Before the cash rate cut, Westpac would assess and test how a borrower would cope if mortgage interest rates were to rise to 6.8 per cent. Today this figure has risen to 7.1 per cent.
The APRA has previously warned banks in December last year that unless banks slowed investor credit growth below 10 per cent a year, they would be forced to run larger capital buffers.
According to Westpac chief executive Brian Hartzer, “Westpac had been using a buffer in that case of 180 basis points; we've lifted that to 210 basis points.”
As well as introducing stricter testing, Westpac will also become tougher with its lending to foreign property investors, to help slow the booming growth in investor home loans. Out of all the banks in Australia, Westpac has a large property investor lending, which is increasing at 1.5 per cent per annum.

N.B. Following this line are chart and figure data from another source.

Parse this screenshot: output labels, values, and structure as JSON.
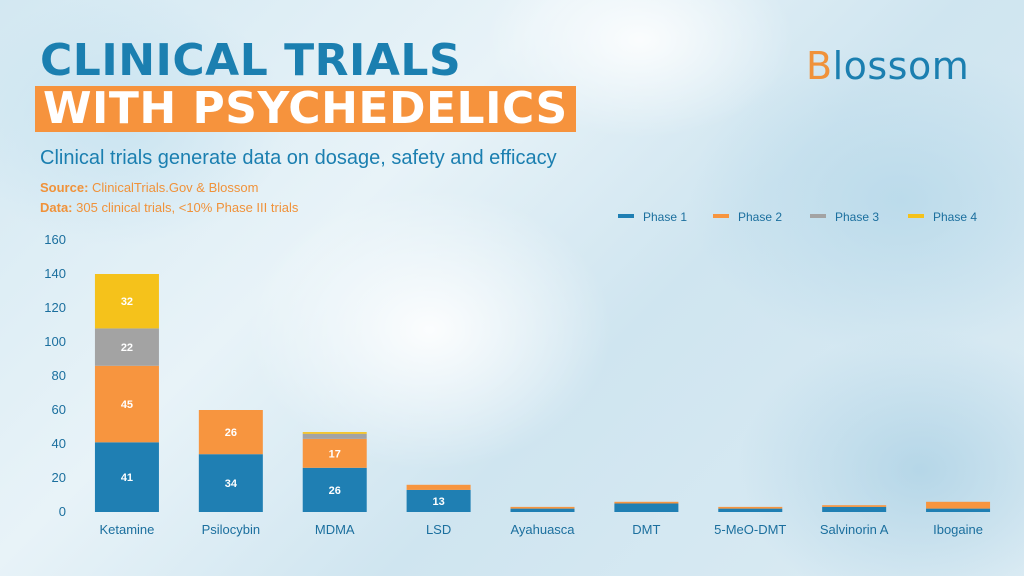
{
  "title_line1": "CLINICAL TRIALS",
  "title_line2": "WITH PSYCHEDELICS",
  "logo": {
    "first_letter": "B",
    "rest": "lossom"
  },
  "subtitle": "Clinical trials generate data on dosage, safety and efficacy",
  "source": {
    "label": "Source:",
    "text": "ClinicalTrials.Gov & Blossom"
  },
  "data_note": {
    "label": "Data:",
    "text": "305 clinical trials, <10% Phase III trials"
  },
  "colors": {
    "title": "#1b7fb0",
    "accent": "#f6933d",
    "phase1": "#1f7fb3",
    "phase2": "#f7953f",
    "phase3": "#a3a3a3",
    "phase4": "#f5c21b"
  },
  "chart_data": {
    "type": "bar",
    "stacked": true,
    "categories": [
      "Ketamine",
      "Psilocybin",
      "MDMA",
      "LSD",
      "Ayahuasca",
      "DMT",
      "5-MeO-DMT",
      "Salvinorin A",
      "Ibogaine"
    ],
    "series": [
      {
        "name": "Phase 1",
        "color": "#1f7fb3",
        "values": [
          41,
          34,
          26,
          13,
          2,
          5,
          2,
          3,
          2
        ]
      },
      {
        "name": "Phase 2",
        "color": "#f7953f",
        "values": [
          45,
          26,
          17,
          3,
          1,
          1,
          1,
          1,
          4
        ]
      },
      {
        "name": "Phase 3",
        "color": "#a3a3a3",
        "values": [
          22,
          0,
          3,
          0,
          0,
          0,
          0,
          0,
          0
        ]
      },
      {
        "name": "Phase 4",
        "color": "#f5c21b",
        "values": [
          32,
          0,
          1,
          0,
          0,
          0,
          0,
          0,
          0
        ]
      }
    ],
    "data_labels": [
      [
        "41",
        "45",
        "22",
        "32"
      ],
      [
        "34",
        "26",
        "",
        ""
      ],
      [
        "26",
        "17",
        "",
        ""
      ],
      [
        "13",
        "",
        "",
        ""
      ],
      [
        "",
        "",
        "",
        ""
      ],
      [
        "",
        "",
        "",
        ""
      ],
      [
        "",
        "",
        "",
        ""
      ],
      [
        "",
        "",
        "",
        ""
      ],
      [
        "",
        "",
        "",
        ""
      ]
    ],
    "yticks": [
      0,
      20,
      40,
      60,
      80,
      100,
      120,
      140,
      160
    ],
    "ylim": [
      0,
      160
    ],
    "grid": false,
    "legend_position": "top-right",
    "xlabel": "",
    "ylabel": ""
  }
}
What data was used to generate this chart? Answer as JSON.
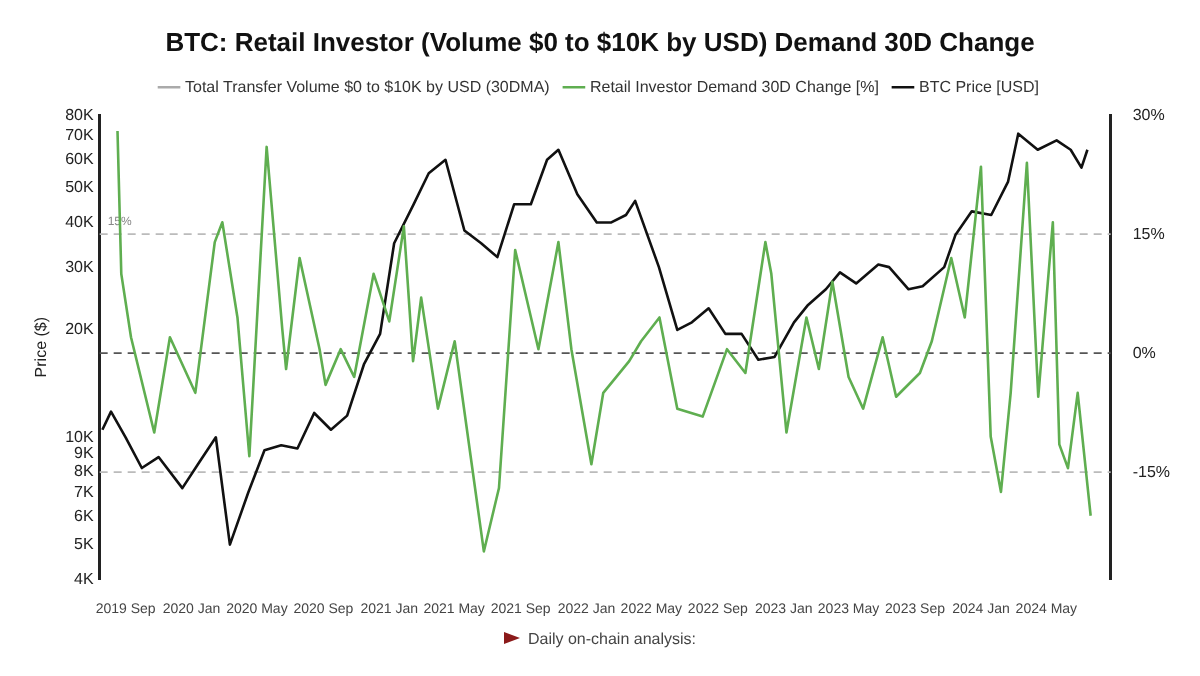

An interest rate “floor” of 7.1 per cent is also being introduced by Westpac, which is how low the rates used in stress-testing can fall, even if the RBA cuts the cash rate even further. Any investor borrowers looking to take out a loan now will have to prove to Westpac that they could manage the mortgage repayments if interest rates rose to 7.1 per cent.
By having stricter testing in place, this will help reduce the risks in property from speculative buying and a speculative rise in housing prices. It will also aid investor borrowers to ensure that they can realistically afford to repay a loan when times get tough and that they do not overstretch their budgets.